The problem with using the number one lane in Canada is that no matter how much faster you’re going than the traffic to your right there is almost always someone behind you who becomes infuriated that you’ve pulled into traffic ahead of him.

Signal your intent to move left and they immediately speed up. If they can’t prevent you from moving over they will tailgate you until you’re either both traveling at warp speed or you give into sanity and slip back into the number two lane.

It has been my experience that Canadian freeway drivers of all kinds detest the idea of allowing people to change lanes for any reason. Nowhere is this a bigger problem than during the GTA’s horrendous “rush hours.”

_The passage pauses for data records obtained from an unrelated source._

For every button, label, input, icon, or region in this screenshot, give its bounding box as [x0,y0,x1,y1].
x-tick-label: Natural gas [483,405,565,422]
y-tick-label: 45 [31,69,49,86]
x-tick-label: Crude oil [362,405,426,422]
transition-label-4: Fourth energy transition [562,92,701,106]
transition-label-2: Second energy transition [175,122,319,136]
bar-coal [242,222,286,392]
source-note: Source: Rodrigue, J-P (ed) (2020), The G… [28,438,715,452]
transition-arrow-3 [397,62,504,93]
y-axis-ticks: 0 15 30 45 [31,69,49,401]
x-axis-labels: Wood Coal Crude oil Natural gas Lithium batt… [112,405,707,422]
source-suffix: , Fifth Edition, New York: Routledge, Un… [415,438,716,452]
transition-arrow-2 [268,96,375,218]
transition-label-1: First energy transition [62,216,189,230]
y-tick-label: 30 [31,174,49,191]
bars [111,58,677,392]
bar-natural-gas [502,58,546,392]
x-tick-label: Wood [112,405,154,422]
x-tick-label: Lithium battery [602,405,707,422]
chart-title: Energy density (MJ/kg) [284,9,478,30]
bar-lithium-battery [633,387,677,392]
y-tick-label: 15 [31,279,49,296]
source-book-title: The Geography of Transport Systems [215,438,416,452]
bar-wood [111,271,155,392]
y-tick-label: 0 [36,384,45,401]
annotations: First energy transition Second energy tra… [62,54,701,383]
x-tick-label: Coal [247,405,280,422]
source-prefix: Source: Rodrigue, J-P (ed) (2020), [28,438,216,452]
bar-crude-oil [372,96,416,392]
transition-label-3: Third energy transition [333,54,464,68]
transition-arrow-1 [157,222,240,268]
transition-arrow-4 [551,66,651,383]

Say what you will about the way people in Southern California drive, we have, for the most part, mastered the freeway hive mind in as much as most of us understand navigating the region’s maze of thoroughfares requires lane changes to get wherever it is we’re going.

Normally mild-mannered Canadians, on the other hand, seem to be overwhelmed by a primitive sense of territoriality when it comes to allowing their fellow commuters to slip in and out of the flow of traffic.

Signal your need to move to the left or right and the drivers around you close ranks as if to repel a foreign invader. You virtually have to bring your lane to a halt while waiting for a nonlocal who believes in keeping a safe distance between vehicles. Meanwhile you sit poised like a vulture ready to pounce on the first potential opening in traffic.

Is it any wonder that Canadians who’ve never even set foot in the place believe with all their heart and soul Toronto is the Underworld made manifest?